When making Brining Beans Traditional or Instant Pot Methods, you need to sort:
All legumes need to be “sorted.” Go through the beans to make sure there is no unsavory debris of any kind. Over the years, I’ve found many small, hard clods of dirt and bits of chaff or tiny sticks, but twice I’ve found small rocks. Only twice in 45 years is pretty good, but there’s a potentially expensive trip or two to the dentist saved.
The easiest way to sort is to toss the beans out on a large, dark, rimmed sheet pan and push them around a bit while giving them a good look over. Remove any debris along with any misshapen or deformed beans.
After that, you’re ready to go, using any of the three methods of Brining Beans Traditional or Instant Pot Methods.

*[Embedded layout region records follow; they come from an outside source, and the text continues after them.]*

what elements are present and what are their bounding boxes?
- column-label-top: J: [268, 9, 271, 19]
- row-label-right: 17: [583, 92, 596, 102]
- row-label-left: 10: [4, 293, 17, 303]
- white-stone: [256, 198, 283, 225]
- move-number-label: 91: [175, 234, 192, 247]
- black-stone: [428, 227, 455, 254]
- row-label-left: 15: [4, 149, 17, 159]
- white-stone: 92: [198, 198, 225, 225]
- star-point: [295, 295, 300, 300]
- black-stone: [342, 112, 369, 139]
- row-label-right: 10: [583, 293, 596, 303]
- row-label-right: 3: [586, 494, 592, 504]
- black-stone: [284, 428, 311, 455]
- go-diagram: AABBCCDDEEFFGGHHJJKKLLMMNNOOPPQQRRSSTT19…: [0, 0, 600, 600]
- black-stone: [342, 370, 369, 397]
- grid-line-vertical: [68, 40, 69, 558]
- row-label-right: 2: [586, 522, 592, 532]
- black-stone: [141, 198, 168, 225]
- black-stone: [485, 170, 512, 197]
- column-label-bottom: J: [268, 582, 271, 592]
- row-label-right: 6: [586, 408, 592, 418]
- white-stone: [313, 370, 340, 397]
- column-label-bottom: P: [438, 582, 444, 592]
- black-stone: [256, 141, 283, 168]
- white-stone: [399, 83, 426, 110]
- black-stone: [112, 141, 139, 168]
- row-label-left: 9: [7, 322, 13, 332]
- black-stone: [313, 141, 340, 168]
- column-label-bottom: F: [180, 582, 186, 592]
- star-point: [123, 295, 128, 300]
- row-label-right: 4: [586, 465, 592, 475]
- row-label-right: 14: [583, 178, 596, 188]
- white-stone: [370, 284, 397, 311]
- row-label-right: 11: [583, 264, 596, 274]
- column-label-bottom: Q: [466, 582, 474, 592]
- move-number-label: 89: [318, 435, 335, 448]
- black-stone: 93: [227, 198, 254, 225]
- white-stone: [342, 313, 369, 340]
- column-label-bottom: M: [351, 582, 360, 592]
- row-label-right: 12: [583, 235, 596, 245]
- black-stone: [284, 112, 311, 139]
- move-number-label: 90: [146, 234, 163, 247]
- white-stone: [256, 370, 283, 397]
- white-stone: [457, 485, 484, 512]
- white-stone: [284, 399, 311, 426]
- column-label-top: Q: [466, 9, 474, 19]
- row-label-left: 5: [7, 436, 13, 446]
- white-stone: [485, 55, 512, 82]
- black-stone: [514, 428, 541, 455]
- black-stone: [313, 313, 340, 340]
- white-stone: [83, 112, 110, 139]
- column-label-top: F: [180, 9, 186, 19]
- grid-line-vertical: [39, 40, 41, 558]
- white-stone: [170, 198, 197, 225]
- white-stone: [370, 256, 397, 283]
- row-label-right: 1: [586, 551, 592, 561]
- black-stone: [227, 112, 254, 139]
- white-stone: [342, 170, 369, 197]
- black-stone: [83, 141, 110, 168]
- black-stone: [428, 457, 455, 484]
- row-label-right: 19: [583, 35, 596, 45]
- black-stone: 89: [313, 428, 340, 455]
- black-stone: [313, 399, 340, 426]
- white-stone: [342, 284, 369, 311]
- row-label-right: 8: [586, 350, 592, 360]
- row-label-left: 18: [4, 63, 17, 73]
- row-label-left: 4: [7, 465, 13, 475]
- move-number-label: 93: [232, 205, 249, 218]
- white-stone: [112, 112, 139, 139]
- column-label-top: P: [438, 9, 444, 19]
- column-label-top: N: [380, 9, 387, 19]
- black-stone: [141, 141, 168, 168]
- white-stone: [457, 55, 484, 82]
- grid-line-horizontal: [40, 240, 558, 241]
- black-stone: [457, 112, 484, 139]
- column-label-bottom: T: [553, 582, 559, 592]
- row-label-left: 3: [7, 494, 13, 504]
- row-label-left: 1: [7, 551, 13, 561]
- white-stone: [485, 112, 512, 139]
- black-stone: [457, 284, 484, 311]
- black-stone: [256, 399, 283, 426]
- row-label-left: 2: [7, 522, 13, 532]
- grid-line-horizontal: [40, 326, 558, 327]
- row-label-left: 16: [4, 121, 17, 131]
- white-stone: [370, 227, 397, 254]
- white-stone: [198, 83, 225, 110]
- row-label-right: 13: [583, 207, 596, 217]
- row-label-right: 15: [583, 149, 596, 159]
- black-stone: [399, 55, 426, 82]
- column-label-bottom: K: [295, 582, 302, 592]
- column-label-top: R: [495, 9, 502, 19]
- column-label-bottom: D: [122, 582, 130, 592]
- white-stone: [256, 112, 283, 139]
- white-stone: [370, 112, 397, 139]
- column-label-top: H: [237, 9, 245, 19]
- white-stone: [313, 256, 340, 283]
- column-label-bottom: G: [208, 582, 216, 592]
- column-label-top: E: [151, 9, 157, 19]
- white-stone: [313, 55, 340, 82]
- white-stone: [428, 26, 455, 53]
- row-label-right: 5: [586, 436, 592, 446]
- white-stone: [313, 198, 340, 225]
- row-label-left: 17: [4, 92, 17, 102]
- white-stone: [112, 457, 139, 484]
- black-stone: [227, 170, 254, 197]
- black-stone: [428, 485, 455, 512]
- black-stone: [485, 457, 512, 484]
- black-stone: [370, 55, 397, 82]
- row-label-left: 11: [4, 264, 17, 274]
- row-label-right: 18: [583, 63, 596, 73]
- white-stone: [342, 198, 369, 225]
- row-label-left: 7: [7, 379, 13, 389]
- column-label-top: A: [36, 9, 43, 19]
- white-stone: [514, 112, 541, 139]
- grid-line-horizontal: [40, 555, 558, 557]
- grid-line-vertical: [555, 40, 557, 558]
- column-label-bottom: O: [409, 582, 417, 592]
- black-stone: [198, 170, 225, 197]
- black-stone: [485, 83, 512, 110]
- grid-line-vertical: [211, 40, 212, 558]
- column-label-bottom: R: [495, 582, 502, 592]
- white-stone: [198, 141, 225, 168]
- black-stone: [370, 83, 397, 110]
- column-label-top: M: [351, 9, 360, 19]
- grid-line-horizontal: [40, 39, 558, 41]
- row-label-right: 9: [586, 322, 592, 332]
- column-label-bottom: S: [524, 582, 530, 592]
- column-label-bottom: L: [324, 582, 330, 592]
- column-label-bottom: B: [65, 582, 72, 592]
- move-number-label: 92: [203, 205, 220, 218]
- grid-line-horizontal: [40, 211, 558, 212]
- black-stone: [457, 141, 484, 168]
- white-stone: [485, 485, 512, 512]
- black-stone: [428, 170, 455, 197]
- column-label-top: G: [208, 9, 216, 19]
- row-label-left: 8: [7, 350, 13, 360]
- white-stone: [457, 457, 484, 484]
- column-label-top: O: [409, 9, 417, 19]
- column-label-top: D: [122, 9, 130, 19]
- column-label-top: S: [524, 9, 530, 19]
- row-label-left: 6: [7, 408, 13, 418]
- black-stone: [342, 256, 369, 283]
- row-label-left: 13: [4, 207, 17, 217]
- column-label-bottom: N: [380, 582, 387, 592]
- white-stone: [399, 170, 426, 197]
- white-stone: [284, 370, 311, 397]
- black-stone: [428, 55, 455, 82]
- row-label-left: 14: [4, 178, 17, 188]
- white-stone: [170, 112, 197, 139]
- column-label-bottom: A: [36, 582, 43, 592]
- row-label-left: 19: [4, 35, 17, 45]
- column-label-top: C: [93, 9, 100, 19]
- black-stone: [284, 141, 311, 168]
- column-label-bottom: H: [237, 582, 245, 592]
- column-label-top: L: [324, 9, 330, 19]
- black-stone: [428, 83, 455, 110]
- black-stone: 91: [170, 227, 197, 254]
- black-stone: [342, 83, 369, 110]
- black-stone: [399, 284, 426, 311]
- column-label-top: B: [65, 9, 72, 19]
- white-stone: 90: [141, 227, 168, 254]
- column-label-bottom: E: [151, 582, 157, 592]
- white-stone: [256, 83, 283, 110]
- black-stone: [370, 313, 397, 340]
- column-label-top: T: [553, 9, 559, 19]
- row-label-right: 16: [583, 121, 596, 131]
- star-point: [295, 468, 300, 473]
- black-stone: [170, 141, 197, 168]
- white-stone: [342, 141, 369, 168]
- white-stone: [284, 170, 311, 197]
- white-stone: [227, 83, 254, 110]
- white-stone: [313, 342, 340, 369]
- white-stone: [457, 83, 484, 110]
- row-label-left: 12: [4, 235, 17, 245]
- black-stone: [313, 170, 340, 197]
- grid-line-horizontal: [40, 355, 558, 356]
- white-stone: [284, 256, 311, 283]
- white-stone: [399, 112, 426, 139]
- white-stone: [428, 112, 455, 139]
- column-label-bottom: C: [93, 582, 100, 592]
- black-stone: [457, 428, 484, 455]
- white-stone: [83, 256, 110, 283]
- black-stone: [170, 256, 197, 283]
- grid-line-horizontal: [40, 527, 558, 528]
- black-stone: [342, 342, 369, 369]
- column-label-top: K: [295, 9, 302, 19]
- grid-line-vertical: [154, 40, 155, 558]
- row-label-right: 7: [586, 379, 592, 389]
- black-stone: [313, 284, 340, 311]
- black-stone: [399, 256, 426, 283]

The long soaking brine, the quick soak brine or the Instant Pot quick soak brine. Of course, if you don’t wish to brine, but just want to soak in plain old water, just follow the methods in the recipe, but omit the salt.Print
Brining Beans Traditional or Instant Pot Methods
Just a little cheat sheet on bean soaking.
- 1 pound dried beans, sorted and rinsed
- 1 gallon (four quarts) water, except in Instant Pot, in which case cover beans by two inches of water
- 3 tablespoons table salt
- 1 tablespoon oil (Instant Pot only)
Long Soak Method (overnight)
Dissolve salt in water, add beans and cover. Let sit overnight on counter or if worried about fermentation, in the refrigerator.
Quick Soak Method, Stovetop:
Dissolve salt in water in a large pan or Dutch oven. Add beans. Bring to a boil, boil one minute, then turn off the heat and cover the beans. Let sit for one hour.
Quick Soak Method, Instant Pot:
Add beans to Instant Pot. Add water to cover by two inches. Add salt and oil and stir. Seal Instant Pot and set to High Pressure, 2 minutes. When finished let the steam out carefully in short bursts. If anything other than steam comes out or if there is foam or sputtering, stop and wait for 30 seconds, then restart.
Drain and rinse beans before proceeding with recipe.